Not all publicity is good publicity.


Anonymous said...

Manson lived and Lennon died and we don't know the reason why.


Richard Skaare ... on 2/8/09, 5:24 AM said...

What could be a better role model for the young and the rest of us stumblers than a straight-talking, disciplined, vulnerable young person? Kelloggs' marketing folks are talking to themselves and creating the reality they want.

Richard Skaare

Rich on 2/8/09, 10:20 AM said...

@Richard, I think you're right. The marketing folks at Kelloggs' jumped to conclusions before the pubic really weighed in. While the incident goes against the Phelps image, it was minor.

Multiple minors can destroy a brand, but it seems unlikely he'll make the same mistake twice. (If Phelps was part of an anti-drug campaign, it might have been major. Or, if the drugs were hard core.)

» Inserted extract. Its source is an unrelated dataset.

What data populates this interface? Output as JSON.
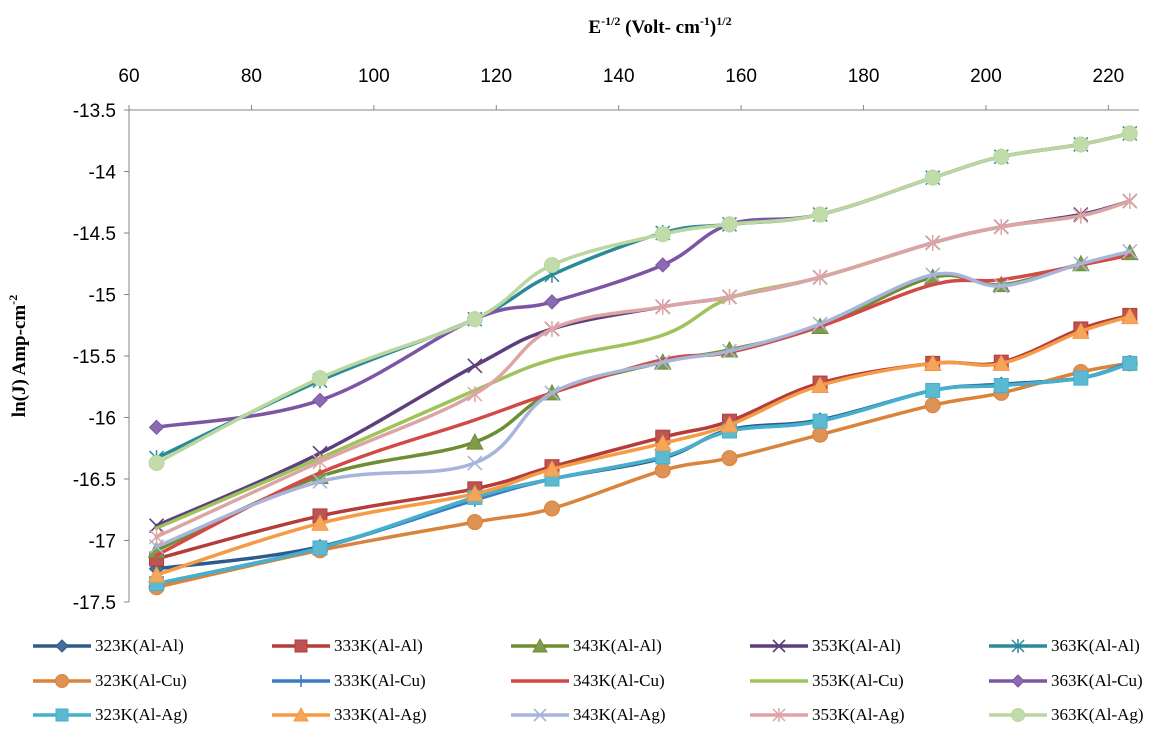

I often tell people that what they say about others says more about them. Kellogg's seems to have proven the point, for whatever reason. Maybe they are still mad that Phelps was caught eating Cheerios, a General Mills product, in December.


I like the quote, but this incident probably has less to do with fate and much more to do with things we can understand. Again, Kellogg Co. could have simply said nothing and let the contract run out.

At the end of the day, their heavy-handed statement didn't fit the crime or the mood of the public. However, it did change the conversation.

Even in these comments, we all seem to lean toward what Kellogg did vs. what Phelps did.

All my best,

Rich on 2/11/09, 9:28 AM said...

More words:

For eight people, an apology won't be enough. The Richland County Sheriff's Department has already arrested eight people.